O reconhecimento às pioneiras do futebol feminino brasileiro está prestes a se concretizar de forma oficial, marcando um capítulo importante na história da modalidade. Jogadoras que desafiaram as adversidades nas décadas passadas e abriram caminho para as gerações atuais terão sua luta valorizada através de uma medida inspirada na Lei Geral da Copa de 2027, cuja realização no Brasil está em pauta. Figuras emblemáticas como Márcia Honório da Silva, conhecida no esporte como Marcinha, exemplificam essa resiliência e a paixão inabalável pelo futebol, agora dedicando-se a moldar o futuro do esporte nacional.
Marcinha, aos 63 anos, é um nome que ressoa com a garra de cerca de duas décadas de dedicação intensa aos gramados. Após encerrar sua trajetória como atleta, ela migrou para a formação de novos talentos no futsal. No tradicional clube paulistano Juventus, por exemplo, a ex-jogadora ajudou a despontar nomes promissores como o volante Nonato, hoje no Fluminense, e o meia Rodrigo Nestor, que atua no Bahia. Sua capacidade de identificar e desenvolver talentos continua em sua cidade natal, Caieiras, São Paulo, onde coordena equipes de futsal para crianças de sete a dez anos na Sociedade Esportiva e Recreativa de Caieiras (SERC). Entre seus ex-alunos notáveis, encontra-se Matheus Bidu, atual lateral-esquerdo do Corinthians, um testemunho do impacto de sua dedicação.
Lei da Copa 2027: Reconhecimento para Pioneiras do Futebol Feminino
Ainda hoje, Marcinha atua em um universo predominantemente masculino, mas destaca com satisfação a presença de uma menina em uma das equipes sub-7, um cenário impensável em sua própria época de jogadora, quando tais oportunidades eram severamente limitadas. Márcia Honório foi um dos pilares da primeira seleção brasileira de mulheres. Em 1988, esta equipe histórica conquistou o terceiro lugar no Torneio Experimental da Federação Internacional de Futebol (FIFA), na China. Esse evento crucial, que contou com a participação de 12 países, pavimentou o caminho para a criação da edição inaugural da Copa do Mundo Feminina, que aconteceria três anos depois, no mesmo local. “Eu vivi o começo de tudo, quando não tínhamos nada, além da vontade. Eu falo para eles [crianças] que, hoje, existe estrutura, visibilidade, mas o que faz um campeão ainda é o mesmo que a gente tinha lá atrás. É coração, é respeito pela história, é a disciplina de querer sempre ser o melhor”, recordou Marcinha, salientando que os valores fundamentais do esporte permanecem inalterados, apesar das evoluções estruturais.

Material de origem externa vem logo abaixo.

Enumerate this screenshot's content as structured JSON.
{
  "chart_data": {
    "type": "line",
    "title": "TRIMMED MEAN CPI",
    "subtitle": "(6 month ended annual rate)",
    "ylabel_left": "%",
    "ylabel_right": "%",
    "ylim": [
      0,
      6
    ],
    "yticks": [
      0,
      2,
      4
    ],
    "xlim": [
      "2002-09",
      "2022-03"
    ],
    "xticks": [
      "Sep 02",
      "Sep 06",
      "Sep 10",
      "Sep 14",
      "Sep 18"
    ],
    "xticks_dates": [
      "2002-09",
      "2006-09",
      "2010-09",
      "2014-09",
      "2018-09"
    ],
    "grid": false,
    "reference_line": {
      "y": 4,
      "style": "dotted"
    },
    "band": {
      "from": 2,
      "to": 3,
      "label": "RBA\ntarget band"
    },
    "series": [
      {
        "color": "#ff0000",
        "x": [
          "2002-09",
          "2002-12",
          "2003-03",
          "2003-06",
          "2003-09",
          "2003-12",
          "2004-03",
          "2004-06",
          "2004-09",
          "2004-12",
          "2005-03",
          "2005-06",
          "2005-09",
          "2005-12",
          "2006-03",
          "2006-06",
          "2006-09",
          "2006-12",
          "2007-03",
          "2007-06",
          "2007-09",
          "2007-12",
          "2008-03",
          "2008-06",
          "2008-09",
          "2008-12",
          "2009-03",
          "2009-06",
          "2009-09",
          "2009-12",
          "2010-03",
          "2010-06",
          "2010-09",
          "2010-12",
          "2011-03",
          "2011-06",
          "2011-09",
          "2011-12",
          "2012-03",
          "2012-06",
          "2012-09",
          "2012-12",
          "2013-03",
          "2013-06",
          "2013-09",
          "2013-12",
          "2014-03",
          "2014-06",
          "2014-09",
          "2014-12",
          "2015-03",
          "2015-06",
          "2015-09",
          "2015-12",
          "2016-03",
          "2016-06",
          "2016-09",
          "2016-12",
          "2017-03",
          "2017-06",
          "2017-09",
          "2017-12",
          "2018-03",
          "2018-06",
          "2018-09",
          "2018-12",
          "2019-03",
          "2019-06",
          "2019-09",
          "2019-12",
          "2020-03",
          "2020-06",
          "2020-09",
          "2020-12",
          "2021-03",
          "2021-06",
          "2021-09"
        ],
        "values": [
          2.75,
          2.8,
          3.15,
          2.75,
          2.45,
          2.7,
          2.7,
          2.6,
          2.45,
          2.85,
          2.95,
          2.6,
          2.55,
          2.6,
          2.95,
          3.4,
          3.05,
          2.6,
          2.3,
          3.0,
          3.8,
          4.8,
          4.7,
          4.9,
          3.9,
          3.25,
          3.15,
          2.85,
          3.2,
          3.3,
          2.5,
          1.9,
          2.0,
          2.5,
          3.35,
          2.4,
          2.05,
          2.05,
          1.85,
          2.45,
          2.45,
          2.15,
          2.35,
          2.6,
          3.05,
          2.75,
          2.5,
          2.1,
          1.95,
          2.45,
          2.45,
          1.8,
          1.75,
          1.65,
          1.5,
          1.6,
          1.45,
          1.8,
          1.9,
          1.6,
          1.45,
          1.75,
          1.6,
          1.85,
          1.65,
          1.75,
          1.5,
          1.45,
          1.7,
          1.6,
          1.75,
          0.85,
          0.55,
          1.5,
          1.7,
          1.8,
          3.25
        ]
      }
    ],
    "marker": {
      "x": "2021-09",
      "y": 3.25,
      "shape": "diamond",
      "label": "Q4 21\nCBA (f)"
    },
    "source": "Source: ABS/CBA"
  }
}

As pioneiras do futebol feminino brasileiro, que lutaram contra a falta de apoio, a visibilidade restrita e a precariedade de condições em nome do sonho de viver do futebol, estão diante da perspectiva de um reparo histórico que se concretiza quase três décadas após o marco do torneio de 1988. O Projeto de Lei 1315/2026, que delineia a Lei Geral da Copa de 2027 a ser realizada em território brasileiro, inclui uma provisão fundamental: o pagamento de R$ 500 mil às atletas que representaram o país nas gerações de 1988 e 1991. Essa iniciativa pioneira se inspira diretamente em uma medida similar implementada por ocasião da Copa do Mundo Masculina de 2014, quando 51 campeões mundiais das edições de 1958, 1962 e 1970 – ou seus sucessores legais, em caso de falecimento – foram igualmente agraciados com reconhecimento e reparação financeira.
Para Márcia Honório, essa medida transcende o aspecto financeiro. “Trata-se de resgatar uma dignidade que foi negada por décadas. É prova de que aquela luta em campo finalmente foi reconhecida para a história oficial do nosso país. Lógico, vai ajudar bastante muita gente, mas acho que o reconhecimento é muito importante não só na parte financeira”, enfatizou. Suas palavras destacam a importância simbólica da reparação, que legitima a dedicação e o sacrifício de uma geração que superou incontáveis obstáculos para estabelecer o futebol feminino no Brasil.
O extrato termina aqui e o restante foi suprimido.